The murder was committed by a person with a prior conviction for murder.
The offender by his act of murder knowingly created a great risk of death to more than one person in a public place by means of a weapon or device which normally would be hazardous to the lives of more than one person.
The offender committed the murder for himself or another for the purpose of receiving money or a thing of monetary value.
The murder of a judicial officer, former judicial officer, solicitor, former solicitor, or other officer of the court during or because of the exercise of his official duty.

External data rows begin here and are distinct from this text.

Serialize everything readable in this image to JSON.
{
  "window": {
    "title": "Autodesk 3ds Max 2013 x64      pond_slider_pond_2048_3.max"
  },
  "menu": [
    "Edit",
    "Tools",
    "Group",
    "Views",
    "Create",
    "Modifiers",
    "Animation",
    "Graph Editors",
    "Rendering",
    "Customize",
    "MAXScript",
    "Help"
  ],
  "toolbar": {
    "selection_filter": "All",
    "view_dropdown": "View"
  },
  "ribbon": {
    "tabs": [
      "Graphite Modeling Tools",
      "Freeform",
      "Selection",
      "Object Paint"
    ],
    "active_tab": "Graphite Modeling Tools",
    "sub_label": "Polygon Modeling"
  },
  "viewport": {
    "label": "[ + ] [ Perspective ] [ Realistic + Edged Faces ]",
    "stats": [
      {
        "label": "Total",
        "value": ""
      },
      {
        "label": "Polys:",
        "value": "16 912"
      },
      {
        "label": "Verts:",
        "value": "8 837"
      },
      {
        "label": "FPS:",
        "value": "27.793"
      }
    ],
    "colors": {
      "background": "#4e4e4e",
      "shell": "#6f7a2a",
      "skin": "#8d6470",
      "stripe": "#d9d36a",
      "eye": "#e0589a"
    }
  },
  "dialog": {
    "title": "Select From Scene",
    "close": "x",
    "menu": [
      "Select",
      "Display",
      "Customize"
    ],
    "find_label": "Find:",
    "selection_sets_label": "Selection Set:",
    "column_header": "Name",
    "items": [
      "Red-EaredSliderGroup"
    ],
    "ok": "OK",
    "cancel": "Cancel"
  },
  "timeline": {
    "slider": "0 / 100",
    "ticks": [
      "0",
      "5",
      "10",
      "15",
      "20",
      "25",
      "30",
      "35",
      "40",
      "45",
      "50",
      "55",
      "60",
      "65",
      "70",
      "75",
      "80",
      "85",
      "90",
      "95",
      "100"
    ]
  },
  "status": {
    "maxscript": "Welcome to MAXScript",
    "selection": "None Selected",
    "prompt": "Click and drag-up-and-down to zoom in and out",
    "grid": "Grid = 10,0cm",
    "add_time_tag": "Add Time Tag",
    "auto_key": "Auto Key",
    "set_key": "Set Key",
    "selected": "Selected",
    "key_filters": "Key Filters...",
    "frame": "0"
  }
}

The offender caused or directed another to commit murder or committed murder as an agent or employee of another person.
The murder of a federal, state, or local law enforcement officer or former federal, state, or local law enforcement officer, peace officer or former peace officer, corrections officer or former corrections officer, including a county or municipal corrections officer or a former county or municipal corrections officer, a county or municipal detention facility employee or former county or municipal detention facility employee, or fireman or former fireman during or because of the performance of his official duties.
The murder of a family member of an official listed in subitems (5) and (7) above with the intent to impede or retaliate against the official. "Family member" means a spouse, parent, brother, sister, child, or person to whom the official stands in the place of a parent or a person living in the official's household and related to him by blood or marriage.
Two or more persons were murdered by the defendant by one act or pursuant to one scheme or course of conduct.
The murder of a child eleven years of age or under.
The murder of a witness or potential witness committed at any time during the criminal process for the purpose of impeding or deterring prosecution of any crime.
The murder was committed by a person deemed a sexually violent predator pursuant to the provisions of Chapter 48, Title 44, or a person deemed a sexually violent predator who is released pursuant to Section 44-48-120.
South Carolina also provides for the death penalty for criminal sexual conduct with a minor under 11 if the offender was a repeat offender, but under Kennedy v. Louisiana, it must involve the death of the minor (which is already a capital crime in South Carolina).[8]